Child Support Obligations
The guiding principle of Canada’s child support law is that children should continue to benefit from the financial means of both parents just as they would if the parents were still together. Therefore, if you are divorced or separated from the other parent, your child is entitled to child support.
The obligation to pay child support for married couples comes from section 15.1 of the Divorce Act, and for unmarried parents and guardians from section 147 of the Family Law Act. Once it is determined that there is an obligation to pay child support, the amount payable is determined by section 150 of the Family Law Actwith reference to The Federal Child Support Guidelines.
The objectives set out in section 1 of The Federal Child Support Guidelines are: (a) to establish a fair standard of support for children that ensures that they continue to benefit from the financial means of both spouses after separation; (b) to reduce conflict and tension between spouses by making the calculation of child support orders more objective; (c) to improve the efficiency of the legal process by giving courts and spouses guidance in setting the levels of child support orders and encouraging settlement; and (d) to ensure consistent treatment of spouses and children who are in similar circumstances.
Child Support Calculations
Generally, child support payments are made by parent or guardian (the “payor”) to the parent or guardian who bears the primary responsibility of a child’s expenses (the “recipient”). Stepparents may also have a duty to provide child support if the stepparent contributed to the support of the child for at least one year and an application to the court is made within one year after the stepparent last contributed to the support of the child.

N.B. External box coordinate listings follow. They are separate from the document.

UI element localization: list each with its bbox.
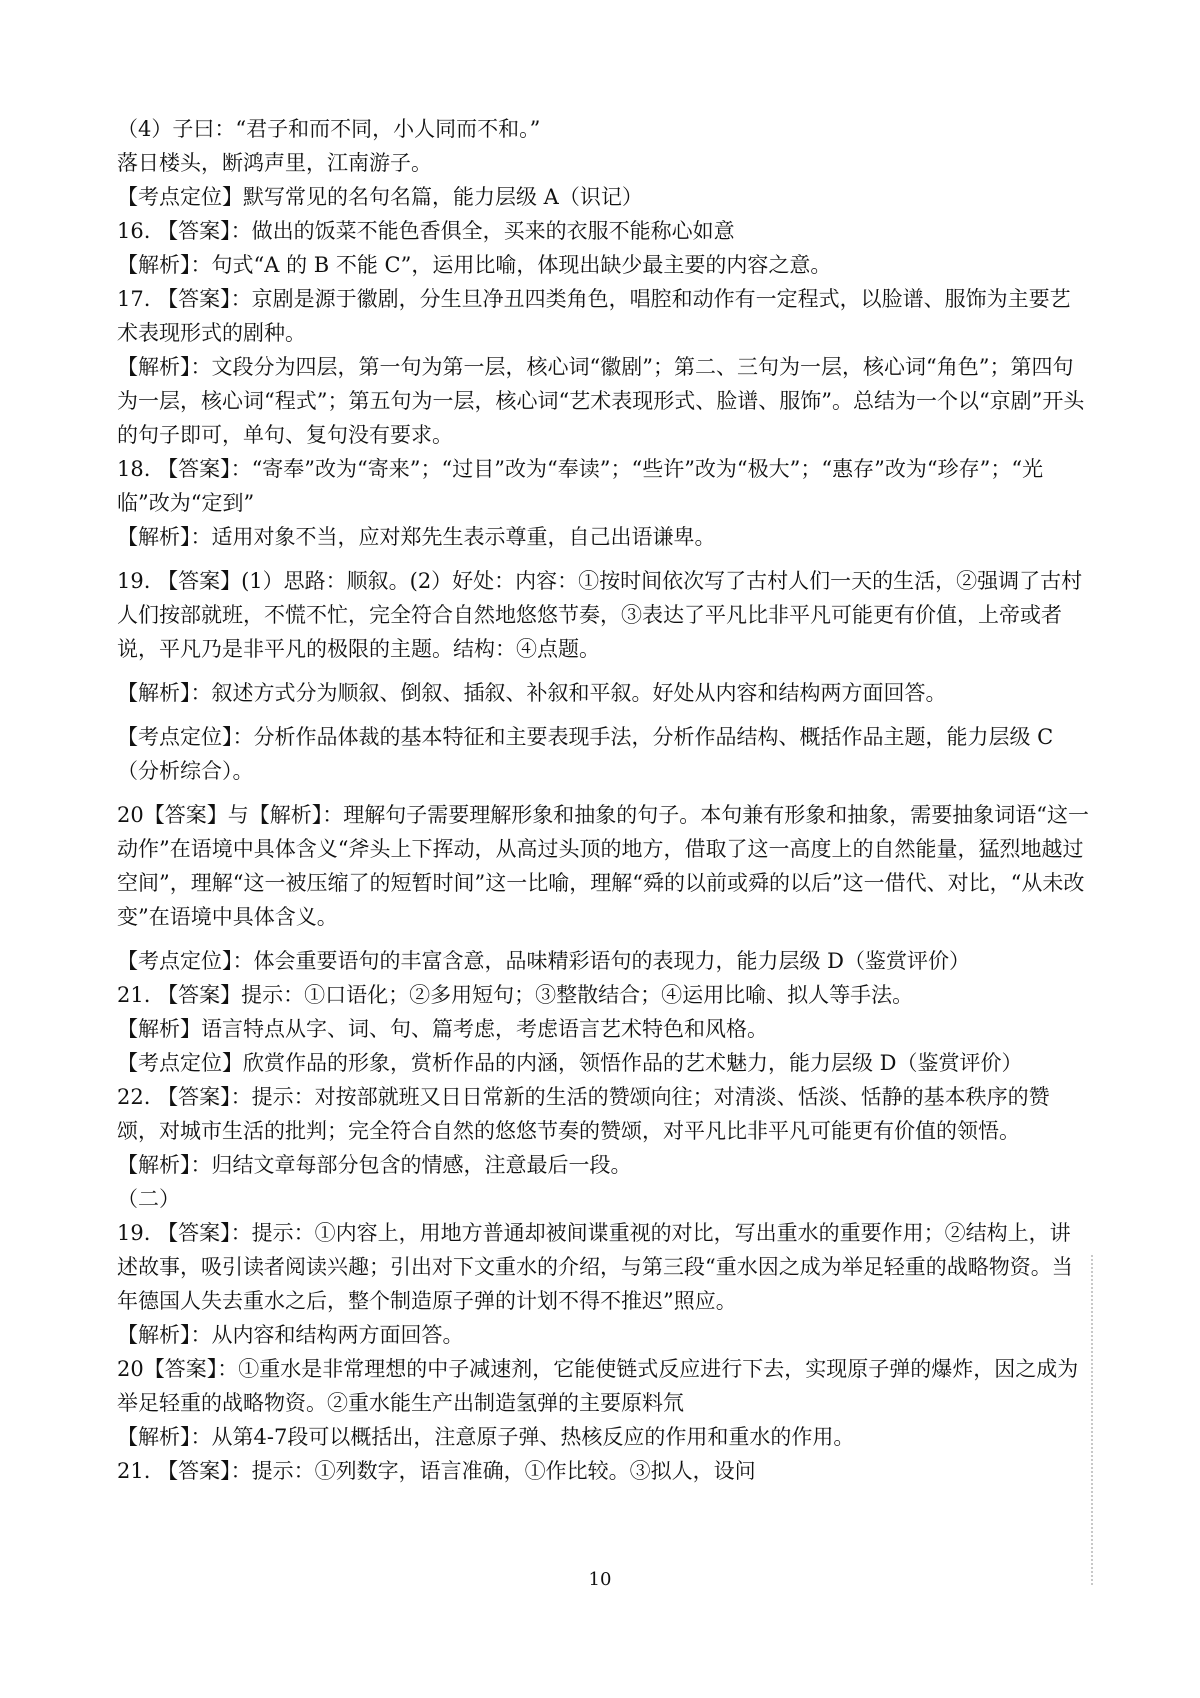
paragraph: 【解析】：从第4-7段可以概括出，注意原子弹、热核反应的作用和重水的作用。: [117, 1425, 855, 1449]
paragraph: 【解析】：文段分为四层，第一句为第一层，核心词“徽剧”；第二、三句为一层，核心词“角色”；第四句为一层，核心词“程式”；第五句为一层，核心词“艺术表现形式、脸谱、服饰”。总结为一个以“京剧”开头的句子即可，单句、复句没有要求。: [117, 355, 1085, 447]
paragraph: 18. 【答案】：“寄奉”改为“寄来”；“过目”改为“奉读”；“些许”改为“极大”；“惠存”改为“珍存”；“光临”改为“定到”: [117, 457, 1044, 515]
paragraph: 【解析】：从内容和结构两方面回答。: [117, 1323, 464, 1347]
paragraph: 【考点定位】默写常见的名句名篇，能力层级 A（识记）: [117, 185, 643, 209]
paragraph: 【解析】：归结文章每部分包含的情感，注意最后一段。: [117, 1153, 632, 1177]
answer-key-body: [117, 112, 1089, 1488]
paragraph: （4）子曰：“君子和而不同，小人同而不和。”: [117, 117, 541, 141]
paragraph: 【解析】：适用对象不当，应对郑先生表示尊重，自己出语谦卑。: [117, 525, 716, 549]
paragraph: 【考点定位】：分析作品体裁的基本特征和主要表现手法，分析作品结构、概括作品主题，能力层级 C（分析综合）。: [117, 725, 1054, 783]
paragraph: 19. 【答案】：提示：①内容上，用地方普通却被间谍重视的对比，写出重水的重要作用；②结构上，讲述故事，吸引读者阅读兴趣；引出对下文重水的介绍，与第三段“重水因之成为举足轻重的战略物资。当年德国人失去重水之后，整个制造原子弹的计划不得不推迟”照应。: [117, 1221, 1073, 1313]
paragraph: 【解析】：叙述方式分为顺叙、倒叙、插叙、补叙和平叙。好处从内容和结构两方面回答。: [117, 681, 947, 705]
page-number: 10: [588, 1569, 612, 1590]
section-heading: （二）: [117, 1187, 180, 1211]
paragraph: 【解析】：句式“A 的 B 不能 C”，运用比喻，体现出缺少最主要的内容之意。: [117, 253, 832, 277]
paragraph: 【考点定位】欣赏作品的形象，赏析作品的内涵，领悟作品的艺术魅力，能力层级 D（鉴赏评价）: [117, 1051, 1023, 1075]
margin-dotted-line: [1091, 1255, 1093, 1585]
paragraph: 22. 【答案】：提示：对按部就班又日日常新的生活的赞颂向往；对清淡、恬淡、恬静的基本秩序的赞颂，对城市生活的批判；完全符合自然的悠悠节奏的赞颂，对平凡比非平凡可能更有价值的领悟。: [117, 1085, 1050, 1143]
paragraph: 20【答案】：①重水是非常理想的中子减速剂，它能使链式反应进行下去，实现原子弹的爆炸，因之成为举足轻重的战略物资。②重水能生产出制造氢弹的主要原料氘: [117, 1357, 1079, 1415]
paragraph: 21. 【答案】提示：①口语化；②多用短句；③整散结合；④运用比喻、拟人等手法。: [117, 983, 914, 1007]
paragraph: 19. 【答案】(1）思路：顺叙。(2）好处：内容：①按时间依次写了古村人们一天的生活，②强调了古村人们按部就班，不慌不忙，完全符合自然地悠悠节奏，③表达了平凡比非平凡可能更有价值，上帝或者说，平凡乃是非平凡的极限的主题。结构：④点题。: [117, 569, 1083, 661]
paragraph: 【考点定位】：体会重要语句的丰富含意，品味精彩语句的表现力，能力层级 D（鉴赏评价）: [117, 949, 971, 973]
paragraph: 【解析】语言特点从字、词、句、篇考虑，考虑语言艺术特色和风格。: [117, 1017, 768, 1041]
paragraph: 17. 【答案】：京剧是源于徽剧，分生旦净丑四类角色，唱腔和动作有一定程式，以脸谱、服饰为主要艺术表现形式的剧种。: [117, 287, 1071, 345]
paragraph: 落日楼头，断鸿声里，江南游子。: [117, 151, 432, 175]
paragraph: 20【答案】与【解析】：理解句子需要理解形象和抽象的句子。本句兼有形象和抽象，需要抽象词语“这一动作”在语境中具体含义“斧头上下挥动，从高过头顶的地方，借取了这一高度上的自然能量，猛烈地越过空间”，理解“这一被压缩了的短暂时间”这一比喻，理解“舜的以前或舜的以后”这一借代、对比，“从未改变”在语境中具体含义。: [117, 803, 1089, 929]
paragraph: 16. 【答案】：做出的饭菜不能色香俱全，买来的衣服不能称心如意: [117, 219, 735, 243]
paragraph: 21. 【答案】：提示：①列数字，语言准确，①作比较。③拟人，设问: [117, 1459, 756, 1483]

The amount payable is determined by the payor’s income, and set by The Federal Child Support Guidelines. The Federal Child Support Guidelines contain a set of tables that match the payor’s income and the number of children in order to determine the amount payable. For a ballpark starting point, you may reference the following calculator:
Caution – the numbers provided are from an external source, are not exact, and may vary significantly due to some exceptions and circumstances of each case.
Child Support Aggrements
Parents may make agreements between each other regarding the amount of child support to be paid, however, such agreements have very strict requirements and are not easily upheld. Agreements are permitted by Section 15.1(5) of the Divorce Act and section 148 of the Family Law Act. These sections of law require that the agreements regarding child support are made after separation or when the parties are about to separate, and that such agreements adequately provide for the child, or else the court will toss the agreement away and refer to The Federal Child Support Guidelines.
Child support is the right of the child. As a result, it cannot be bartered away by one or both parents. The court has jurisdiction to determine what is in the child’s best interests and, therefore, can make an order of child support different from that set out in the parents’ agreement where the court finds that the contractual support amount is inadequate. (see Hunble v. MacKay, 2012 BCSC 1285 (CanLII) at para. 20.).
Laws are subject to change. This website’s contents are not intended as legal advice and should not be relied upon. You should consult a lawyer before applying any law to any case or factual circumstances.